Structural and behavioural bias
While volatility is a given when it comes to equity investing, the expectation that there is some sort of linear relationship between risk and return is not, says Ben Garland, MSCI head of factor index products, Europe, the Middle East and Africa (EMEA).
“The assumption of more risk, more return, less risk, less return is typically true, however, less risky stocks have historically delivered higher risk adjusted returns than higher volatility stocks,” he says.
“It’s not as simple as low-risk stocks outperform high-risk stocks, but per unit of risk, people often overpay for higher-risk stocks and, therefore, low-risk stocks are often underpriced.”
The reason the low volatility anomaly exists is both structural and behavioural, according to Garland.
Structurally, most active managers are benchmarked to a major index, such as the MSCI World ex-Australia Index. In a bid to outperform, they increase their exposure to riskier stocks.
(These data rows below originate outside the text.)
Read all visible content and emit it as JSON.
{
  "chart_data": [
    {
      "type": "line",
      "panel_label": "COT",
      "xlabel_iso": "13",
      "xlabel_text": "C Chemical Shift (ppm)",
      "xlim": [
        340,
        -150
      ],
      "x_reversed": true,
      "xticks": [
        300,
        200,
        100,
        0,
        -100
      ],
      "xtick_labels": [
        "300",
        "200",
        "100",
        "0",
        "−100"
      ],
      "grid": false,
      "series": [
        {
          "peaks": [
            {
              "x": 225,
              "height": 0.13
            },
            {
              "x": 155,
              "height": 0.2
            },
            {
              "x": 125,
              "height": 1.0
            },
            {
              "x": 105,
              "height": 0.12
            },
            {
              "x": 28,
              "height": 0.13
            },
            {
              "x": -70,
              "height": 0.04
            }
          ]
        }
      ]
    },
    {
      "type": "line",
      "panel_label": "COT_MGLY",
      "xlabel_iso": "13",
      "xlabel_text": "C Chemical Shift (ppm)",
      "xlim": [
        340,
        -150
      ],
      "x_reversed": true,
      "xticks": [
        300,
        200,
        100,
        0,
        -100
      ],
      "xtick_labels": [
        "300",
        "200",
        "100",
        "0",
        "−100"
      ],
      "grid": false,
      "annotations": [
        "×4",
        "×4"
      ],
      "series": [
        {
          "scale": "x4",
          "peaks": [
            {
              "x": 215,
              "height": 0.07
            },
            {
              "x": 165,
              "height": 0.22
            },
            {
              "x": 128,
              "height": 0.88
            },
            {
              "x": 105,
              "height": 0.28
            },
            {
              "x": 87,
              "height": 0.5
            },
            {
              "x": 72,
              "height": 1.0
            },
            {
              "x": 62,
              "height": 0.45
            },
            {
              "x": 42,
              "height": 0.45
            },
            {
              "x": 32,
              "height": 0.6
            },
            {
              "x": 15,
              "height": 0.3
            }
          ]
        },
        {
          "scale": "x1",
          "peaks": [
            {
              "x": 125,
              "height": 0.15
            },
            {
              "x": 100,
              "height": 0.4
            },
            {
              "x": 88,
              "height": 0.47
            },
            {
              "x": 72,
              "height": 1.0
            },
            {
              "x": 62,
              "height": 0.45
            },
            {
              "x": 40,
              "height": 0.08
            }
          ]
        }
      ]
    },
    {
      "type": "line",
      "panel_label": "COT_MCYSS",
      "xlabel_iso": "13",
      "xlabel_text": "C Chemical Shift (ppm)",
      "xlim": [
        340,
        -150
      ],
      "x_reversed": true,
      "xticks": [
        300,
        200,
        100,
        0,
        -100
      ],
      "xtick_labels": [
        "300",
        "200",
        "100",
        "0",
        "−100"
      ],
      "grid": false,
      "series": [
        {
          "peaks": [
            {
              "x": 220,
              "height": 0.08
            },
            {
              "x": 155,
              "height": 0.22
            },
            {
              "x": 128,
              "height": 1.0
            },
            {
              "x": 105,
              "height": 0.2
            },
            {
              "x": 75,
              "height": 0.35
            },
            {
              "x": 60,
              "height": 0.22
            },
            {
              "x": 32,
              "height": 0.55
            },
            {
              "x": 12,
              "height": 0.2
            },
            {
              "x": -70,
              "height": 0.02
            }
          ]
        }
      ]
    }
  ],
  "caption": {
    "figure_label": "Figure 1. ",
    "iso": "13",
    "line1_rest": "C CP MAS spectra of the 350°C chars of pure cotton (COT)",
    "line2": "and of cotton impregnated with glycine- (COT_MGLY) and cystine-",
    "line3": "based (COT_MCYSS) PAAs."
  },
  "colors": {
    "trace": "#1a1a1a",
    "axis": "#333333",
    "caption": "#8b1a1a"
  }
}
As investors pile into riskier stocks chasing higher returns, those stocks are bid up while less exciting stocks look relatively cheap.
Behaviourally, some investors are happy to take a punt on riskier stocks, even if the maths don’t totally add up, for potentially higher returns.
It is this combination of “lottery ticket chasing” investors overpaying for high-growth, high-beta stories and the structural forces of active investors constrained to a benchmark that are trying to outperform that benchmark that cause the low volatility anomaly, Garland says.
“Low volatility equity strategies effectively do what it says on the tin; provide equity exposure with low volatility because they have a lower exposure to the market and often more defensive sector tilts such as healthcare, utilities and consumer staples,” he says.
“Their objective is to reduce sensitivity to market swings and deliver better long-run risk-adjusted returns than standard market-cap-weighted exposures.”
Building a low volatility index
BlackRock launched the iShares MSCI World ex-Australia Minimum Volatility ETF in October 2016, using the MSCI World ex-Australia Minimum Volatility Index as its benchmark. In Australia, the group manages over AU$103 million in minimum volatility ETF strategies (as of 1 April 2026).
Minimum volatility ETFs form part of the broader suite of iShares Factor ETFs, with US$253 billion managed globally on behalf of both institutional and retail investors.
“With minimum volatility ETFs, retail investors can access an institutional grade, tightly controlled, managed exposure to equities in a neat and efficient vehicle,” Haban-Beer Stats says.
“These strategies haven’t traditionally been accessed by retail and advised investors in Australia, but we set out to change that. It’s all about giving people choice, whether they’re institutional or advised investors.”
According to Garland, there are a number of ways to build a low volatility strategy or index. The simplest is to rank stocks by their volatility and select the lowest volatility securities.
MSCI uses an optimisation approach that combines a risk model and mathematical techniques to construct a theoretical minimum variance or minimum volatility index, he says.
“Our approach focuses on building an index that achieves the lowest overall risk, rather than simply selecting a basket of low volatility stocks,” Garland says.
“We’re helping investors find that sweet spot on the risk spectrum, focusing on minimising that risk and managing it through time.”